When wine is indicated, but does not produce a decided effect, brandy may be substituted. I have seen no benefit arise from giving either in large quantity. When the condition is really present in which alone it can be useful, a moderate quantity will accomplish the only purpose it can serve. In every other condition, wine may be administered to any extent, (and I have given half a pint every hour) until the stomach return it, by vomiting, without the slightest impression being made upon the disease, or any, or scarcely any, upon the system. The malady is in possession of the seat of sensibility; it has destroyed the organ; it has abolished the function: what advantage can result from the application of stimuli? The spirit that could feel their impression, and answer to it, is gone: organs destroyed by overstimulation, cannot be regenerated by the application of additional stimuli: the apparatus is broken; the wheels are clogged; the obstruction lies in that part of the mechanism in which the main power that works the machinery is generated; that obstruction cannot be removed; the movements of the machine must cease. Even when the case is not thus utterly hopeless, wretched is the physician whose only dependence for the safety of his patient is in wine.
These considerations ought not to make us desponding, or inert, even under the worst circumstances, as long as the case is not absolutely desperate; but they ought to impress deeply and indelibly upon the mind of the practitioner who has the first charge of a fever patient, that the disease must be conquered in the very first days, or it will conquer, and that there are no means by which that conquest can be rendered sure or probable, but that afforded by the lancet.

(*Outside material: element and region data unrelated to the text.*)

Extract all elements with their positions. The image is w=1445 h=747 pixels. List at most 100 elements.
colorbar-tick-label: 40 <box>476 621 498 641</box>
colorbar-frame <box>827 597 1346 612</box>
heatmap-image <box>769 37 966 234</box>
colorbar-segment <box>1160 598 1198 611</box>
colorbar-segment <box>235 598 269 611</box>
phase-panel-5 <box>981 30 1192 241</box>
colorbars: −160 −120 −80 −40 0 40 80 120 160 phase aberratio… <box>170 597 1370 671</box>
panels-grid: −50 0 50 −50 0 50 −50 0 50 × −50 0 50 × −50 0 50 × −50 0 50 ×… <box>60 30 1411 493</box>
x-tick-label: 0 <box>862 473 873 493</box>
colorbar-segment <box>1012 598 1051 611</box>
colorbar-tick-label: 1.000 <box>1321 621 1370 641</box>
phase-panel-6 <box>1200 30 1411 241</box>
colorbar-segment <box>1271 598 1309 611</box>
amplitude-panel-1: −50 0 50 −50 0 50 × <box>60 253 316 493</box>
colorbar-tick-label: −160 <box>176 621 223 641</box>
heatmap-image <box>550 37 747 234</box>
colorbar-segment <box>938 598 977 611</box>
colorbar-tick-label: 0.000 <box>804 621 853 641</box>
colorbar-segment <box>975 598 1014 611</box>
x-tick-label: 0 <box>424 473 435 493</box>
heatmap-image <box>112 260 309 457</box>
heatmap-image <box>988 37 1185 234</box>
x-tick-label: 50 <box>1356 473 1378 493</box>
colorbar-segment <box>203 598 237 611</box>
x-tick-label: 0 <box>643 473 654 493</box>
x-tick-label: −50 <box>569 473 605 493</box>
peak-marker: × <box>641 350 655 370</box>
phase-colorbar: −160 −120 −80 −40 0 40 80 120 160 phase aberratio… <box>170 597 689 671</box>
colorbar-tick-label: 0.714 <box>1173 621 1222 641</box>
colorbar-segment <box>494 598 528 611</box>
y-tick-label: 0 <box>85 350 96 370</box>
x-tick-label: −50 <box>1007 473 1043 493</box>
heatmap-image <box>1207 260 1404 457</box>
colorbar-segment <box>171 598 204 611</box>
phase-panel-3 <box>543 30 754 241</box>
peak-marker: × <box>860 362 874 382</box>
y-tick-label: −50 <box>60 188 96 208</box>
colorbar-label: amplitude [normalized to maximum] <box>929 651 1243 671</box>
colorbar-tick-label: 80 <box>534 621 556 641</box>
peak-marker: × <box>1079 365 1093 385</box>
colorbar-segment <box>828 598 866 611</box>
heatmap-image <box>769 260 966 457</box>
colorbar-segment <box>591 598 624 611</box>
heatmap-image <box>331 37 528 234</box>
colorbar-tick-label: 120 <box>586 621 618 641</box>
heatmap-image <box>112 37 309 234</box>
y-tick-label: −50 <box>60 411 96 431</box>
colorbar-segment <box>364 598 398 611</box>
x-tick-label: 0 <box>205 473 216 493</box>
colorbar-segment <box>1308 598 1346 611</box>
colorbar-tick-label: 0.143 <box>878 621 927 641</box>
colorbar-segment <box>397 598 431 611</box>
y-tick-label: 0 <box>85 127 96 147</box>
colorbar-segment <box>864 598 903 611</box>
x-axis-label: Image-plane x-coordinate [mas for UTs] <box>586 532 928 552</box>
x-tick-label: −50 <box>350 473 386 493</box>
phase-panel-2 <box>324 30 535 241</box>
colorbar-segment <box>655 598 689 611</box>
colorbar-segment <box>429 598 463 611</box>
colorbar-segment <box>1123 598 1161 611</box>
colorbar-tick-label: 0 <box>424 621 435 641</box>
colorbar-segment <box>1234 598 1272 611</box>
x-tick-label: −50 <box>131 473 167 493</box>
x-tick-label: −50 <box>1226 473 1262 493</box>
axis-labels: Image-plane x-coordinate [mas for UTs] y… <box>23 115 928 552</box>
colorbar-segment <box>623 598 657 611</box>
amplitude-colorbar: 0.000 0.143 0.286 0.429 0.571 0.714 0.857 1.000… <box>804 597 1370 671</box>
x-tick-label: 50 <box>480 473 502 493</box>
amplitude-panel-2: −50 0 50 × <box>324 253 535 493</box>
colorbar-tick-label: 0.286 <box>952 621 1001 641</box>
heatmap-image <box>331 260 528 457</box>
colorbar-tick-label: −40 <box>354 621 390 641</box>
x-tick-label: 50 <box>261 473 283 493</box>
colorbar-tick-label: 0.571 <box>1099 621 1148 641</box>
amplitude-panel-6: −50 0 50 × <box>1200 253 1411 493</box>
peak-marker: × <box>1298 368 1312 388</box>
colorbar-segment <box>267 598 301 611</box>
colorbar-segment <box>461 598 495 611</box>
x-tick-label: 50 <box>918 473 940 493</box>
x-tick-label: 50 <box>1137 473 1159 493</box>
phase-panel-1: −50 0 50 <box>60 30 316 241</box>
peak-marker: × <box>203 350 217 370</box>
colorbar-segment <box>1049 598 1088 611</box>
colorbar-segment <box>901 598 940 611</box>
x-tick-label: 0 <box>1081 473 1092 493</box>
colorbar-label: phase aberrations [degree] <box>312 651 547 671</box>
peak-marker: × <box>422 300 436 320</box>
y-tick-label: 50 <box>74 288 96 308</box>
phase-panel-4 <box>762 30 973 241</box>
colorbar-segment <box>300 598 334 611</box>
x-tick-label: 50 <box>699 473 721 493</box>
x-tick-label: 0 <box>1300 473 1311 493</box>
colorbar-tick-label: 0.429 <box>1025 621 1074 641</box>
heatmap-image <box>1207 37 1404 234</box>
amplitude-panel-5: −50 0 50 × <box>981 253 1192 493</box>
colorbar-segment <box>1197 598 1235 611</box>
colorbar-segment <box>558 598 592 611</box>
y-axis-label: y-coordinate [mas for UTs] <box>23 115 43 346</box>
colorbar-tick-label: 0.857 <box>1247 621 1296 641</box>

Very much the same observations apply to the exhibition of opiates. There is a condition of the system in which an opiate puts a stop to a state of exhausting agitation and restlessness; procures tranquil sleep; lessens delirium, and operates most favourably on all the symptoms. This may be when the skin is cool and perspiring; the tongue moist, or not very dry; the delirium low, and the pulse and the patient weak. No kind of opiate in any form in which it can be administered ever proves in the least degree beneficial whenever the skin is very hot, the tongue very dry, or the general motions and actions of the patient are violent.